Hundreds of transport operators have signed an RHA open letter to the Chancellor calling for fuel duty relief as costs soar.

The RHA is also calling for the government to back essential fuel users with a targeted Essential User Rebate to protect the essential supply chains, following actions by other countries including Spain, France and Italy where measures have been introduced to support the transport sector.

The association is arguing that there is significant precedent for the Treasury to introduce an essential user rebate, with the Bus Service Operators Grant (BSOG) mechanism offering a rebate for bus operators and the Rural Fuel Duty Relief scheme which supported rural motorists.

The RHA also wants fair payment terms (30 days) to support cashflow across the sector.

The letter to the Chancellor states: ‘On behalf of HGV, coach and van operators, alongside all other road users and the entire UK economy, we ask you to end the planned increases in fuel duty scheduled to start in September 2026.

‘A 5p cut was introduced in 2022 as a result of international conflicts sending fuel prices soaring.
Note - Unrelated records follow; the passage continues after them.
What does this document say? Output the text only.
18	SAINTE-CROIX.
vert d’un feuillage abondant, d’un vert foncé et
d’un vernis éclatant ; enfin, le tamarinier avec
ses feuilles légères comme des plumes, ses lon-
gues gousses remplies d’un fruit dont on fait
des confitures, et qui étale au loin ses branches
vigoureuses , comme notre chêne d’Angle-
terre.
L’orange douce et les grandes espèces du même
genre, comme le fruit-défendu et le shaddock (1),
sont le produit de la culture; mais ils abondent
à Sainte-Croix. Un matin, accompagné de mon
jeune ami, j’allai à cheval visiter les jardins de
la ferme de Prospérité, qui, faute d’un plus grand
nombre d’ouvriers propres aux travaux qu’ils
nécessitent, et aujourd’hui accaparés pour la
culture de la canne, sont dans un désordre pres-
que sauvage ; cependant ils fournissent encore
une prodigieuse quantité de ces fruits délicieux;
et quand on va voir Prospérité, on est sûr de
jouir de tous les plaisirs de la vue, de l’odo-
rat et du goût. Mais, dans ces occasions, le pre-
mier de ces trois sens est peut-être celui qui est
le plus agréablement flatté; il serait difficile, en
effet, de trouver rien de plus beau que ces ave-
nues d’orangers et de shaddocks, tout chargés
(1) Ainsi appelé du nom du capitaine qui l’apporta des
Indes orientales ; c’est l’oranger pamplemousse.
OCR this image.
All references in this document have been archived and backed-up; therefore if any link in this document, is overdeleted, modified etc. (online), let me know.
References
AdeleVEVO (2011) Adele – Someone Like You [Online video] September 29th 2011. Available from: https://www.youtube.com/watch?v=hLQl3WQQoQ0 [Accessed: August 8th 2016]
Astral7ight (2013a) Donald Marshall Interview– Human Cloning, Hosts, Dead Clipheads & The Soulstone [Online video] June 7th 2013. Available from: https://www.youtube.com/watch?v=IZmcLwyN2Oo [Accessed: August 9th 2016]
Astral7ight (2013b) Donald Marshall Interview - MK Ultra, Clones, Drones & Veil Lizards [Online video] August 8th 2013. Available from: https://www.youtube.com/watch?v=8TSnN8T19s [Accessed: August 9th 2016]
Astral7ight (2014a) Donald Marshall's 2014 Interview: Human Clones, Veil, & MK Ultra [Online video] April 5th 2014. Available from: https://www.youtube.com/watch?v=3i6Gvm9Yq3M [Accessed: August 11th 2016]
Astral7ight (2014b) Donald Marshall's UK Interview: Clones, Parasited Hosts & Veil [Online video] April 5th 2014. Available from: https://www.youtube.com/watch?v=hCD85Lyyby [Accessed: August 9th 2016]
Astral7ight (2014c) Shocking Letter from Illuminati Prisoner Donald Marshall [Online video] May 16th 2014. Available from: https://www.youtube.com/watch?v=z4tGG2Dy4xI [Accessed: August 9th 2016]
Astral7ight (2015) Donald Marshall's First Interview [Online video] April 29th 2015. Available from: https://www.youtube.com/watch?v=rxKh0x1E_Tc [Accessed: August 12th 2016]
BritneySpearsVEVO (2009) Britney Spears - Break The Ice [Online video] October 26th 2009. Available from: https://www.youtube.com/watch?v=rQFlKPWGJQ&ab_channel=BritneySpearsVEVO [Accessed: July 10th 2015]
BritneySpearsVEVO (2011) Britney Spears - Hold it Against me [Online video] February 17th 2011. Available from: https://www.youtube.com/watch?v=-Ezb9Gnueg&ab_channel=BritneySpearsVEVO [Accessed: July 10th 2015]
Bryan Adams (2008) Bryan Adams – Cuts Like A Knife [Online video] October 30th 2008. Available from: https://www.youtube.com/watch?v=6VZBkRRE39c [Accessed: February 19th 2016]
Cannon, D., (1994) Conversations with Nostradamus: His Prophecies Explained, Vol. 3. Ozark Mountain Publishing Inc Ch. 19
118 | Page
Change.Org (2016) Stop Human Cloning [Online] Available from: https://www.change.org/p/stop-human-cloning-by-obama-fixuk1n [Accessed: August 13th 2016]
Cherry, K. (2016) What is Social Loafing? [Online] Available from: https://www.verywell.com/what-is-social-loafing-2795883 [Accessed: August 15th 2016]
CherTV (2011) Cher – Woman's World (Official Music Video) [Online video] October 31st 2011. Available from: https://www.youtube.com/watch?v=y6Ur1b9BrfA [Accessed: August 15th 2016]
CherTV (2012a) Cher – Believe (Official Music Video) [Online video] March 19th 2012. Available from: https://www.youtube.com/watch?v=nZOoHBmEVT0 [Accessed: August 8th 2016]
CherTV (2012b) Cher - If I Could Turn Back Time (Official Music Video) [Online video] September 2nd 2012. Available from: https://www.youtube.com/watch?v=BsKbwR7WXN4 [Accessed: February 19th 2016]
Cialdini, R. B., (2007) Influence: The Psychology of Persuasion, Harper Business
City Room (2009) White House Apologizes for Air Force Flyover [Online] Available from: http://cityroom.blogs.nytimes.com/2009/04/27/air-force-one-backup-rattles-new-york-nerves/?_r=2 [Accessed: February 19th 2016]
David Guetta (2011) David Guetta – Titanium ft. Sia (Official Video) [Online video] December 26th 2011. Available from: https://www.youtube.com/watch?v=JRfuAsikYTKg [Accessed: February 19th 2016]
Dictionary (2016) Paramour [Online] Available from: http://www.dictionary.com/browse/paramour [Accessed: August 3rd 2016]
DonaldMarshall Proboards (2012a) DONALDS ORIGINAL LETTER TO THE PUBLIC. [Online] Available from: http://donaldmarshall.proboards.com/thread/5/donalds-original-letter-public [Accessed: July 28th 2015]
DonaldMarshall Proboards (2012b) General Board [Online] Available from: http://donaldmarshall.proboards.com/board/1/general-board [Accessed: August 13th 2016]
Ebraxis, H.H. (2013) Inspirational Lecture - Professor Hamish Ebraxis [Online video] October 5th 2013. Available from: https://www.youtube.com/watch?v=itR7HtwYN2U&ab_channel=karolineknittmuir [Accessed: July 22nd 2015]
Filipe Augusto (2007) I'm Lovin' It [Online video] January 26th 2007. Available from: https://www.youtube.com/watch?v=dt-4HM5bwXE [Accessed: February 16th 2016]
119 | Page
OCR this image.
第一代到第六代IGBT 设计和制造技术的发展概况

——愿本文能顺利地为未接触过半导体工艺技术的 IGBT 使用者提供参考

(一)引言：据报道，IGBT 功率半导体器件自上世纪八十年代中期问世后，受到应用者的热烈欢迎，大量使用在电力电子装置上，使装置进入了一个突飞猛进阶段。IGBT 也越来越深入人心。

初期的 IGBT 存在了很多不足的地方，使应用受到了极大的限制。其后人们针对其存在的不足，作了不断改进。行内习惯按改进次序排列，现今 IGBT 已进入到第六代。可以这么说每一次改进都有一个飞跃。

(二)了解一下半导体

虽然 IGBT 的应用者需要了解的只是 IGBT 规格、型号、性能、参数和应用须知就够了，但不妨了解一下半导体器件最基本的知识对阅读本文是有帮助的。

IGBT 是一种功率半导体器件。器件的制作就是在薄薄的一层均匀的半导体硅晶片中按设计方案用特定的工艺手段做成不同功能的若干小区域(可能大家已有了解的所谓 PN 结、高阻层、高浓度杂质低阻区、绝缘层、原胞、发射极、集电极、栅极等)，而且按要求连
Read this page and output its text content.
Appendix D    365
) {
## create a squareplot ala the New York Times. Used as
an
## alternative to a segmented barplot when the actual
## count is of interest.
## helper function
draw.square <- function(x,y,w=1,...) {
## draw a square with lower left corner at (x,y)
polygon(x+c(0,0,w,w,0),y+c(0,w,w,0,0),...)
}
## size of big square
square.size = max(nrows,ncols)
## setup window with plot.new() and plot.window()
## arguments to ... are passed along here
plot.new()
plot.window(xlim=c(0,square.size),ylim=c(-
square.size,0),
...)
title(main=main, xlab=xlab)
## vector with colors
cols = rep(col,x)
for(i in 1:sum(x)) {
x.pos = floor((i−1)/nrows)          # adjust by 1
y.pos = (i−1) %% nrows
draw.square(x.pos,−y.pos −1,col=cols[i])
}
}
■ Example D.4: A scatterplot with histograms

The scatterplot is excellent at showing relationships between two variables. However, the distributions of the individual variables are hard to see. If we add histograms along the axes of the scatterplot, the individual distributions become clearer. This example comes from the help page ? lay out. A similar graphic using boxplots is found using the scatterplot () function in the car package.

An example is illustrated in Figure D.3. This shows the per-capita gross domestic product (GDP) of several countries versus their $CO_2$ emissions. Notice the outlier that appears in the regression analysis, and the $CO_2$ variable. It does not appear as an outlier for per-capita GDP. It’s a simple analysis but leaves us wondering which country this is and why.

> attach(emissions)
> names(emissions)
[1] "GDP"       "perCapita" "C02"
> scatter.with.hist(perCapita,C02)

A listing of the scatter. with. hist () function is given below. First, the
We are now in the same situation four years later, and it is the wrong time to reverse those cuts now.

‘Higher prices for fuel drives up prices for everyday consumers and pushes businesses and employers to the brink. We cannot afford another inflation crisis caused by the cost of fuel.’

Richard Smith, RHA managing director, said: ‘We need the Chancellor to act now. Commercial vehicles move around 80% of Britain’s goods and generate more than a third of fuel duty revenues. Yet they are being hit hardest by rising fuel costs.

‘These increases are inflationary, pushing up the cost of everything from food to construction.

‘That’s why we’re calling on the government to scrap planned fuel duty rises and introduce an essential user rebate for haulage, coach and van operators to keep costs down.

‘Other countries already back their transport sectors in this way. It’s time the UK did the same.”